I have owned a few preferred or exchange traded debt.... heck, there was a big discussion of SLM's.... the only one I can remember if JSM...


But, you are in a spot that is not quite a bond and not quite a stock... if there is no conversion into stock, then basically you have a bond that is lower in the pecking order than a bond.... IOW, during BK you can lose much more than a real bond... now, you might be paid for this risk, but I would not ignore it....

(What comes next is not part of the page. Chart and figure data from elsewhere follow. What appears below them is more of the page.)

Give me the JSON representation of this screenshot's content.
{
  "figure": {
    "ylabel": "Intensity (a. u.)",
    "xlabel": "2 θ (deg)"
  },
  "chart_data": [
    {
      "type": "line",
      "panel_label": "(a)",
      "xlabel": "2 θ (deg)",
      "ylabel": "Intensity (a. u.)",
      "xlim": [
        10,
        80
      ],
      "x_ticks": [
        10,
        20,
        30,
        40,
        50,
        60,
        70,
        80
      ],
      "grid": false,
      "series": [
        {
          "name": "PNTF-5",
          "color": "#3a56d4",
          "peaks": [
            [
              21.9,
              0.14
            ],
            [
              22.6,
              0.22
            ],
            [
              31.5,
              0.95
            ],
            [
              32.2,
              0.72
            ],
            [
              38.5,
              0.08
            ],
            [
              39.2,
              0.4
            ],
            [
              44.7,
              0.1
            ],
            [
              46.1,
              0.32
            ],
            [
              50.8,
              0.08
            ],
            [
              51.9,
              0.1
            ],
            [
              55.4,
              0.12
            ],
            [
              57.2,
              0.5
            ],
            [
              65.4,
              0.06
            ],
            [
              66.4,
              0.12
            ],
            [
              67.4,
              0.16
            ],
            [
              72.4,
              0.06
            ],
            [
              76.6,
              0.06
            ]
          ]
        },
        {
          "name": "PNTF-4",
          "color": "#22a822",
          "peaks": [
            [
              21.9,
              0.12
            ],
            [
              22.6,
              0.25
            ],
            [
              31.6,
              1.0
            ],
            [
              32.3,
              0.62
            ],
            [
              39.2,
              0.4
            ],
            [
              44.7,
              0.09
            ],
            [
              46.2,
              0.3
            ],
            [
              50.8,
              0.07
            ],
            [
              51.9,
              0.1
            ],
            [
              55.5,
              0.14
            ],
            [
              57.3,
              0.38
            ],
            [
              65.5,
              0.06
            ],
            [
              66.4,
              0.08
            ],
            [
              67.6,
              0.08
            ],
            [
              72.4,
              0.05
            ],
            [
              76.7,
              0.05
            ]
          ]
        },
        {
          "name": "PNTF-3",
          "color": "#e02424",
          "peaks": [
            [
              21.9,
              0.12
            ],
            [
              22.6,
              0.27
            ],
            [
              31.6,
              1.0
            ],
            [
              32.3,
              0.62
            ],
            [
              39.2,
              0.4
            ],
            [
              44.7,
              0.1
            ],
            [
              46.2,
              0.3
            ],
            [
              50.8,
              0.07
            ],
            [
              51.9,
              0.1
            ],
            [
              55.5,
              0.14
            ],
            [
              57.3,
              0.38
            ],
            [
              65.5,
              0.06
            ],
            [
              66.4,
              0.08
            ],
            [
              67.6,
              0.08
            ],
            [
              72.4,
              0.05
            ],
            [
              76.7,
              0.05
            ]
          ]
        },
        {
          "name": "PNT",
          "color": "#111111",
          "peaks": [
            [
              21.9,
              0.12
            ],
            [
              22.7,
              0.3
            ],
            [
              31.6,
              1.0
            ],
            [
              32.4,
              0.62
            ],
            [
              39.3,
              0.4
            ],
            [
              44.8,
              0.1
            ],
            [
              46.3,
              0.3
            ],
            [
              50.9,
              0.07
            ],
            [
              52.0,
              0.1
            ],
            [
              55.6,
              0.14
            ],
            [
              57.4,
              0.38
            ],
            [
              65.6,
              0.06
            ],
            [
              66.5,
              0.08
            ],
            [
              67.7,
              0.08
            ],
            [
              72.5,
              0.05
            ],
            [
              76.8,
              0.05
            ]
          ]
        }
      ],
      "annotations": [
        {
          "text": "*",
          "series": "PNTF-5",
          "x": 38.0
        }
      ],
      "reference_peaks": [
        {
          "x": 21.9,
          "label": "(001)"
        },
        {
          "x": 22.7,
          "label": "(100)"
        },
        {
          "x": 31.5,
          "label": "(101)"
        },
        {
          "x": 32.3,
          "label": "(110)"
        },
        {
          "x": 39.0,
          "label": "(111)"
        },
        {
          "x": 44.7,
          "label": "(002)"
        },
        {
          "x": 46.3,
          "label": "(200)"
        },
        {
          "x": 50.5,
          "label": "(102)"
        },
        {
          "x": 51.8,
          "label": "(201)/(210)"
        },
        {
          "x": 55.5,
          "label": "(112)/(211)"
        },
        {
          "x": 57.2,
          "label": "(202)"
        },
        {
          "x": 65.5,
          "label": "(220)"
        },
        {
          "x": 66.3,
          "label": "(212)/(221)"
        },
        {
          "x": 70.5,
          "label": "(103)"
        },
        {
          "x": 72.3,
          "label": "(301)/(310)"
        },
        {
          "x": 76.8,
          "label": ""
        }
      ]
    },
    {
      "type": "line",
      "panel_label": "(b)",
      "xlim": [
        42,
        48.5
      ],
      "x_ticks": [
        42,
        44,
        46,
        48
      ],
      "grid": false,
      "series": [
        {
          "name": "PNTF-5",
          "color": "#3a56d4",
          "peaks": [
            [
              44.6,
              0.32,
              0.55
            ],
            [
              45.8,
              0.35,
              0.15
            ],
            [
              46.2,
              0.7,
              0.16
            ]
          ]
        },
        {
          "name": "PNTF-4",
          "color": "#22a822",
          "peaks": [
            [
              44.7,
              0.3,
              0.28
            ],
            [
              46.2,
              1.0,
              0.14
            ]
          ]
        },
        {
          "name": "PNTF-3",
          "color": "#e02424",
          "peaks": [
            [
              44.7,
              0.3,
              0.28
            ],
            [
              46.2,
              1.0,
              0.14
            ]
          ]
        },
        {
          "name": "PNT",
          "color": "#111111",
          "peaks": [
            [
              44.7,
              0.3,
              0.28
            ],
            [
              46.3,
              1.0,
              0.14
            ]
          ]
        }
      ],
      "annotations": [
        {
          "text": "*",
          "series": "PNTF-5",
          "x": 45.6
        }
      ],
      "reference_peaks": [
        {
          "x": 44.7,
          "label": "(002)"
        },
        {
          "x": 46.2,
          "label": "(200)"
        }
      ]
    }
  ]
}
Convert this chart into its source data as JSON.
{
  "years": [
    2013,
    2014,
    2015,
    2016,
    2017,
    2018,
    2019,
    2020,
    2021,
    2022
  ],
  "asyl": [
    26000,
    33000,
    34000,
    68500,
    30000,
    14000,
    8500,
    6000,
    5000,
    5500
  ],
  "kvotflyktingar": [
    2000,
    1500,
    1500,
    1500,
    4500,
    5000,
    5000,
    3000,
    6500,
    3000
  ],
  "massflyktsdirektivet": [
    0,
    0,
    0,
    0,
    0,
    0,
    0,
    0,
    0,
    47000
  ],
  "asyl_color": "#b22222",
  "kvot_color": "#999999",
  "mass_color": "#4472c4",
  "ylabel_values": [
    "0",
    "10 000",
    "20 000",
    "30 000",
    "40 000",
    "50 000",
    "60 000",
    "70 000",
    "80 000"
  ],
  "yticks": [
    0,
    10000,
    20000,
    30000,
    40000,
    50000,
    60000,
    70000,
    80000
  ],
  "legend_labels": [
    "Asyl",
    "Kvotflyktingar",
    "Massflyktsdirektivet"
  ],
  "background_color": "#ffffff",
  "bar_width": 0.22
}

SOOO, if you have the choice between a 5% bond or a 5% preferred, all else being equal you would pick the 5% bond...
 
I have one year of cash in my plan which is the year I'm spending it in. I don't even include it in my asset allocation because it is supposed to disappear before my next rebalancing. The remainder is 55/45. The fixed income is entirely in a CD ladder. My CD ladder is effectively at the interest rate I purchased the CD at even if it is maturing during the coming year. Most of this will be reinvested out a nominal 5 years to slow slog forward to its next eventual redemption.
 
I have owned a few preferred or exchange traded debt.... heck, there was a big discussion of SLM's.... the only one I can remember if JSM...


But, you are in a spot that is not quite a bond and not quite a stock... if there is no conversion into stock, then basically you have a bond that is lower in the pecking order than a bond.... IOW, during BK you can lose much more than a real bond... now, you might be paid for this risk, but I would not ignore it....

SOOO, if you have the choice between a 5% bond or a 5% preferred, all else being equal you would pick the 5% bond...


That is defintiely true, Texas. The trouble is for me anyways in the sandbox I'm playing in, the companies that have 6% plus preferreds are issuing their senior debt at 3-4%. Right or wrong I made decision to buy lower capital structure "debt" from higher rated companies, than senior debt from lower rated companies.
Audrey, thanks for sharing your reasons.